The Founding of Detroit
America's "motor city" was founded on 24 July 1701.
The motor capital of North America was founded by a man named Cadillac, menaced by one called Pontiac and ultimately given its twentieth-century role by one named Ford. Early European explorers of North America had hoped to discover gold and silver, but found furs instead. It was French fur traders who in 1604 established the first permanent French colony in North America at Port Royal in Nova Scotia.
Quebec was founded four years later. French explorers pushed down the Great Lakes and the Mississippi River all the way to the Gulf of Mexico and by 1700 there were 15-25,000 French in North America – farmers, traders, hunters, trappers and missionaries, many of them in isolated forts and trading posts – by contrast with some 250,000 British settlers packed in colonies down the eastern seaboard. New France was closely supervised from Paris. Only Roman Catholics were permitted as settlers and the Jesuits and Franciscans discovered a powerful zeal for converting the native American Indians.
A French settler with a promising future ahead of him was Antoine Laumet de Lamothe Cadillac, a Gascon adventurer of tremendous charm and matching unscrupulousness, in his forties. He added de Lamothe Cadillac to his name to make himself sound aristocratic, equipped himself with a bogus pedigree, coat of arms and army commission, and concealed his origins so effectively that his early life has remained obscure ever since. Arriving in North America in the 1680s, he was put in command at the Great Lakes post of Michilimackinack in 1694 and lined his pockets by selling the Indians brandy – illegally and to the fierce disapproval of both the Indian chiefs and the Jesuits – and taking bribes from beaver-pelt traders and smugglers. With approval from Paris, he set out in 1701 to build a fort and trading post on the river between Lake Erie and Lake Huron. The purpose was to control the traffic on the river, secure the rich trade in furs in the Great Lakes region for France and provide a base to help protect the French and their Indian allies against the British.

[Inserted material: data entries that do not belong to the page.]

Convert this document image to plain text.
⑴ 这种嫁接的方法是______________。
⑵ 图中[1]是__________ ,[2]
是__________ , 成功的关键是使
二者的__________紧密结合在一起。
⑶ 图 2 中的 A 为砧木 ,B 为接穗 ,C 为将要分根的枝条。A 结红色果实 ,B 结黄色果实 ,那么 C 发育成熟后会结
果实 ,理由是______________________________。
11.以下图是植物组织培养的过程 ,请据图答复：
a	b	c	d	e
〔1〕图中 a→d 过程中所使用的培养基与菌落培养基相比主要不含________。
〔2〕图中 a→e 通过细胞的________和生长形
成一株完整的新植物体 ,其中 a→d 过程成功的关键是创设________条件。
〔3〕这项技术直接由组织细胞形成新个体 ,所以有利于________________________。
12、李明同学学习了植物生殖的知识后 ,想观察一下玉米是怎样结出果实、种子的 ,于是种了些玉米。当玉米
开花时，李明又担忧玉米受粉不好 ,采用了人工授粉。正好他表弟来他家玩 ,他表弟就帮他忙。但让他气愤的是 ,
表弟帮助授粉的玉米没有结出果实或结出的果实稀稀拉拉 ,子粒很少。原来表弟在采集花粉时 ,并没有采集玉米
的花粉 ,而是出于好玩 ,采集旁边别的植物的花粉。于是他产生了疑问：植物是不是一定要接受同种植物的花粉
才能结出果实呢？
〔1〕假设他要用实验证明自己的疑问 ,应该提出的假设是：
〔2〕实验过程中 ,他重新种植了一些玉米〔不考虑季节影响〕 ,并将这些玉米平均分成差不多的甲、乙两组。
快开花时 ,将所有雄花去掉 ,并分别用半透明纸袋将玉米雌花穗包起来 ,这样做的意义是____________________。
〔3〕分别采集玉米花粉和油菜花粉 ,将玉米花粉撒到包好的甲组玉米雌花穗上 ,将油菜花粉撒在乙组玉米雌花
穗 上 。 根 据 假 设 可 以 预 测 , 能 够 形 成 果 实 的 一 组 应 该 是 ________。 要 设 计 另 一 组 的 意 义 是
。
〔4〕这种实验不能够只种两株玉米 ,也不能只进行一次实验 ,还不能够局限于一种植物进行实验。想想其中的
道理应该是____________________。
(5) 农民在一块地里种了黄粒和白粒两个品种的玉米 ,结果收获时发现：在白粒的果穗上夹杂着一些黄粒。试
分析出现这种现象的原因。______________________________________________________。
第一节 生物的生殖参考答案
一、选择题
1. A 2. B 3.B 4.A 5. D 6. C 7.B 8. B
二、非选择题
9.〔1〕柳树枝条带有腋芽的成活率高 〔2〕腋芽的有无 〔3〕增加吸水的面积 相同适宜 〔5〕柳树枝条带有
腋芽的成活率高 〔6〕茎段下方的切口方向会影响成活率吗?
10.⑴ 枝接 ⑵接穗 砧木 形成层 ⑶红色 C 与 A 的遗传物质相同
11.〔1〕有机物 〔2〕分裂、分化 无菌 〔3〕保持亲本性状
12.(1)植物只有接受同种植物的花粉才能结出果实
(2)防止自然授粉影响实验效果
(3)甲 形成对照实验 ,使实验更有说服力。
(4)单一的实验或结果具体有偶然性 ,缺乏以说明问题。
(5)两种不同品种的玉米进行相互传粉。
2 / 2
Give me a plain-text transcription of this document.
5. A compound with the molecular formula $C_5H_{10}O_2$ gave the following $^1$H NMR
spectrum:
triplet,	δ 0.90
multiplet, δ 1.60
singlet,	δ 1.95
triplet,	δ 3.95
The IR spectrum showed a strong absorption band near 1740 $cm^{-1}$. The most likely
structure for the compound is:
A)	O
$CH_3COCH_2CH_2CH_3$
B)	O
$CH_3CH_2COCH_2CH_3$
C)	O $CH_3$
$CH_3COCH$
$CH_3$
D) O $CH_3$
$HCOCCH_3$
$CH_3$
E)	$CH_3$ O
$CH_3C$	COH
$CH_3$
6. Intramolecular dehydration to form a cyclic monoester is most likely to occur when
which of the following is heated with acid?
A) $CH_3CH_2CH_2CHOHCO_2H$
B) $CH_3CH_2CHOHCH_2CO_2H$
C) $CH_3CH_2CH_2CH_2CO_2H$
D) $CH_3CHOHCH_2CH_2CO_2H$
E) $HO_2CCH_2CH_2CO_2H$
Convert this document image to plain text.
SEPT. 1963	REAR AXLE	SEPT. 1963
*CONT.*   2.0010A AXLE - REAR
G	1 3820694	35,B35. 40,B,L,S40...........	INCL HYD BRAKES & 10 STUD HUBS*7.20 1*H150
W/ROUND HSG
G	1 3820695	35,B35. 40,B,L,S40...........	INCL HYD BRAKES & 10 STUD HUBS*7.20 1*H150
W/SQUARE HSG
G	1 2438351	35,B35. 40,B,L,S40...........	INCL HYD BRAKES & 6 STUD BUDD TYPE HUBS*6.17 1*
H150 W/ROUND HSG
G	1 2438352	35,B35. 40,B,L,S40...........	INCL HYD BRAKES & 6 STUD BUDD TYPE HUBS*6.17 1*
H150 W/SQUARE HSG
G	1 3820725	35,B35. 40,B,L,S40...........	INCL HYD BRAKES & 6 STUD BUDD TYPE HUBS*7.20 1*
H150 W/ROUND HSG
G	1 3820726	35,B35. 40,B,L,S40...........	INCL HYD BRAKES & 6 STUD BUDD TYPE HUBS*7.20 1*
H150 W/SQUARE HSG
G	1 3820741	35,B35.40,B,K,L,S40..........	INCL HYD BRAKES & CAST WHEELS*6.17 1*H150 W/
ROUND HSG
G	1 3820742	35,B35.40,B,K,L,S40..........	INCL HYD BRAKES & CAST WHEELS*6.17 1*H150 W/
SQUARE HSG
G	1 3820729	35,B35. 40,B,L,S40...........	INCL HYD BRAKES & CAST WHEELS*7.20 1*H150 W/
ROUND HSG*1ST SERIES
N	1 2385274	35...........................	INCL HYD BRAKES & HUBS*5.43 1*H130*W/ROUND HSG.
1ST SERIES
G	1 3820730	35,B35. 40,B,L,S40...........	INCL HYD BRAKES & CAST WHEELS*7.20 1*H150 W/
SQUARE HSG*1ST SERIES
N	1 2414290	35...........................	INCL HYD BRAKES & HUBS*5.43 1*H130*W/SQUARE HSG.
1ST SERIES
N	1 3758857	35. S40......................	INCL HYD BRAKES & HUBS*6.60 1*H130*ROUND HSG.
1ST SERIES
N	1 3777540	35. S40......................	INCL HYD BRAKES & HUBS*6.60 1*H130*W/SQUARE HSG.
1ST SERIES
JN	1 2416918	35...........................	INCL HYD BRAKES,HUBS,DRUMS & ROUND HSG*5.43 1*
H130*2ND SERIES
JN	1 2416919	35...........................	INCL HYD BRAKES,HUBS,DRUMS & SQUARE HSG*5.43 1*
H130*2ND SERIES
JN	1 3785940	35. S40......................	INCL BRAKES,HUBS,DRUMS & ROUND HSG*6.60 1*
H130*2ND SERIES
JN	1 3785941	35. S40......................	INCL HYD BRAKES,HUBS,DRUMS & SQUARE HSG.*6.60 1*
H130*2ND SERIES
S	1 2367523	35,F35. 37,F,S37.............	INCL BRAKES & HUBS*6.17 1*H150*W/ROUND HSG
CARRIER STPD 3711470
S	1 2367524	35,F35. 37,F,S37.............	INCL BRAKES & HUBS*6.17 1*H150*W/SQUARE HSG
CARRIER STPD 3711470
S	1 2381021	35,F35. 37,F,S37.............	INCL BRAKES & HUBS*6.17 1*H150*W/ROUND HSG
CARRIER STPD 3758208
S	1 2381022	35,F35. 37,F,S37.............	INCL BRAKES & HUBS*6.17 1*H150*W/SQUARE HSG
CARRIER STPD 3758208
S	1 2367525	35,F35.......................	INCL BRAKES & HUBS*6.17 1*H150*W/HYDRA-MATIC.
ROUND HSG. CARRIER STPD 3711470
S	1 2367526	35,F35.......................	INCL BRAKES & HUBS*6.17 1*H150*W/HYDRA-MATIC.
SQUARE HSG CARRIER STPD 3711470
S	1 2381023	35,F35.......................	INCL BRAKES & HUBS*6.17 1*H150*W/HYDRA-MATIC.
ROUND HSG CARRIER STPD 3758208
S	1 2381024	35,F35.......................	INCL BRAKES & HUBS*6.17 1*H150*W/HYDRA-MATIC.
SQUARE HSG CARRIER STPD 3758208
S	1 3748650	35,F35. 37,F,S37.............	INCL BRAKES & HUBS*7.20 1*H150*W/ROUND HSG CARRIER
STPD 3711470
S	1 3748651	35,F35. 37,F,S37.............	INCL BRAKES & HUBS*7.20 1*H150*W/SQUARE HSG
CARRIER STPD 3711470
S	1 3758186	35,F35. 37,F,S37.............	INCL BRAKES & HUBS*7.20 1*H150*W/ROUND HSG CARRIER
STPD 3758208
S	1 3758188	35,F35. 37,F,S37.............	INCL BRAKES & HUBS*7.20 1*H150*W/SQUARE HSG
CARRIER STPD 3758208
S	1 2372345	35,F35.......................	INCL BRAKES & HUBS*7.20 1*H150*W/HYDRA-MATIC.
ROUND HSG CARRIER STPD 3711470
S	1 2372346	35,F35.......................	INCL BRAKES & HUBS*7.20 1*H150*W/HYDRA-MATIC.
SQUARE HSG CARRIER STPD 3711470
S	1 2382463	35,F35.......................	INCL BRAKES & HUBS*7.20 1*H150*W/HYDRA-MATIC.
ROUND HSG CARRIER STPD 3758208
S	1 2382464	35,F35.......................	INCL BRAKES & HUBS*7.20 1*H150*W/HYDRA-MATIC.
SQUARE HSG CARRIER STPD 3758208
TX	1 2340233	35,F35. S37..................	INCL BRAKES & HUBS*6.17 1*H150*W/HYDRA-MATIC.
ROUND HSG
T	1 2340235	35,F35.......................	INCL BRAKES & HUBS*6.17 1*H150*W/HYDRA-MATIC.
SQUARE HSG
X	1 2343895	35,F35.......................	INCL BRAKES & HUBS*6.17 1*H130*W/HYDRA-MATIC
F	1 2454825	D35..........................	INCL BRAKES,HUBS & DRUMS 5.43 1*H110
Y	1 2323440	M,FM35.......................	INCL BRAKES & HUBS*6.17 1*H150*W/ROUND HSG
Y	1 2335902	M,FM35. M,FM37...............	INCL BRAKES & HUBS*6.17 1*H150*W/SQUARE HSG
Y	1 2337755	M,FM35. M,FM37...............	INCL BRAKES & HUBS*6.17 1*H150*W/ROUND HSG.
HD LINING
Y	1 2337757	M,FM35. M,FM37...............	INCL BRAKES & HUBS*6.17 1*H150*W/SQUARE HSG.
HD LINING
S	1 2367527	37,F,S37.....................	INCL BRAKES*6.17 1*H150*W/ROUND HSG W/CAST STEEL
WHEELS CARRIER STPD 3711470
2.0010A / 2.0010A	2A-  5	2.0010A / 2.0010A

Travelling in birchbark canoes with a hundred or so Frenchmen, an equal number of friendly Indians and the inevitable pair of priests, Cadillac picked a site on a bluff overlooking the strait between Lake Erie and Lake Saint Clair, where he and his men spent some weeks building Fort Ponchartrain du Detroit. It was named in compliment to Louis XIV’s minister of marine and colonies, Louis Phélypeaux de Ponchartrain, while Detroit was French for ‘the strait’. A small settlement developed, though both the colonists and the local Indians objected to Cadillac’s tyrannical and extortionate administration. In 1710, more or less in disgrace, he was packed off to be governor of Louisiana, which was considered a thoroughly undesirable post. He was later recalled to France and spent some time in the Bastille before ending his life comfortably installed as governor of a town in his native Gascony, where he died in 1730. His fake coat of arms would long afterwards adorn Cadillac cars.
Detroit meanwhile was surrendered to the British in 1760 during the Seven Years’ War and then unsuccessfully besieged by the Ottawa Indian chief Pontiac, who had forged an unprecedented alliance of practically every Indian people from Lake Superior to the lower Mississippi against the British. However, the British occupation did not end until 1796, when Detroit came under American control.